Once I left school and moved on, I got to know a handful of people that were Australian expats. These folks did nothing to dispel my belief that I’d have been cool, too, if I’d grown up in Sydney instead of Sticksville here in the States.

(one of them seems to – literally – know every musician in Australia)

But, though I’ve come close to making the trek to the Australia, I’ve had to admire and imagine the country from afar, living vicariously through one friend’s old blog and a slew of music throughout the years.

(if anyone from Australia is reading and has a gig for two hard-working kids from the States, I think I could convince Paloma and the cats to make the trip)

Here is a quartet of songs by some Australian bands that I simply felt like hearing today…

Little River Band – The Night Owls
from Time Exposure

I knew Little River Band for songs like Lonesome Loser and Cool Change, but The Night Owls came out in the autumn of ’81 when I was really starting to pay attention to music.

I totally took to the song. It was a hit at an age when staying up late into the night was an still an exotic, mysterious venture.

Hoodoo Gurus – Bittersweet
from Mars Needs Guitars

Though Hoodoo Gurus arrived smack dab in my college years and got a lot of press, I don’t really recall hearing them much aside from the occasional trip home when I could listen to 97X.

Other than Bittersweet, I own nothing by the band, but I have taken a mental note (which I will likely lose) to keep an eye out for them when shopping for used vinyl.

INXS – The Stairs
from The Greatest Hits

INXS was simply a fantastic singles band and they left behind a string of songs during the ’80s that still bend my ear when they shuffle up on the iPod. And, I wouldn’t hesitate to put the stunning Don’t Change on a list of favorite songs from the decade.

The Stairs, though, might be the second favorite thing that Michael Hutchence and crew put out. I was pretty burned out on INXS when X, the follow-up to the mammothly successful Kick, was released. The album made me yawn.

But The Stairs had me the first time we played it in the record store where I was working at the time – the percolating intro building to a noisy buzz…Hutchence’s charismatic, impassioned vocals…the hypnotic, determined march of the song and a bit of arena rock guitar to drive it all onward…

The Black Sorrows – Harley And Rose
from Harley And Rose

I had never heard of The Black Sorrows when I grabbed a promo copy of Harley And Rose from a bin of CDs in another record store where I was working. There was no particular reason other than it was up for grabs.
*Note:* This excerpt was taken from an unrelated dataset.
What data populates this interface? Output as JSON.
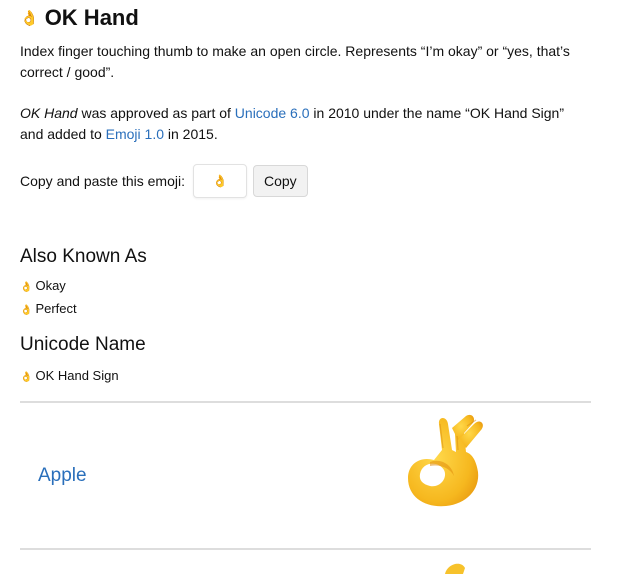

One listen and I filed it as a keeper. Over the past twenty years, I’ve essentially forgotten about it and never came across the band again. But, here and there, the title song would pop to mind and I’d throw it on (or retrieve it from the mp3 catalog).

Checking their Wikipedia page, it appears that Joe Camilleri, the heart and sole constant member of the group, has had a long and distinguished career in Australia, so I suppose I need to make a mental note on him, too.

(and I need to ask my friend about him – he likely knows or, perhaps, has played with him)

Apparently The Black Sorrows evolved from Camilleri, who had already had success, and some friends who would gather and play covers of R&B, zydeco and blues songs.

The wistful Harley And Rose makes me think that it might be the result had Paddy MacAloon of Prefab Sprout grown up in some dusty Australia town and started out in a band playing covers of R&B, zydeco, and blues songs.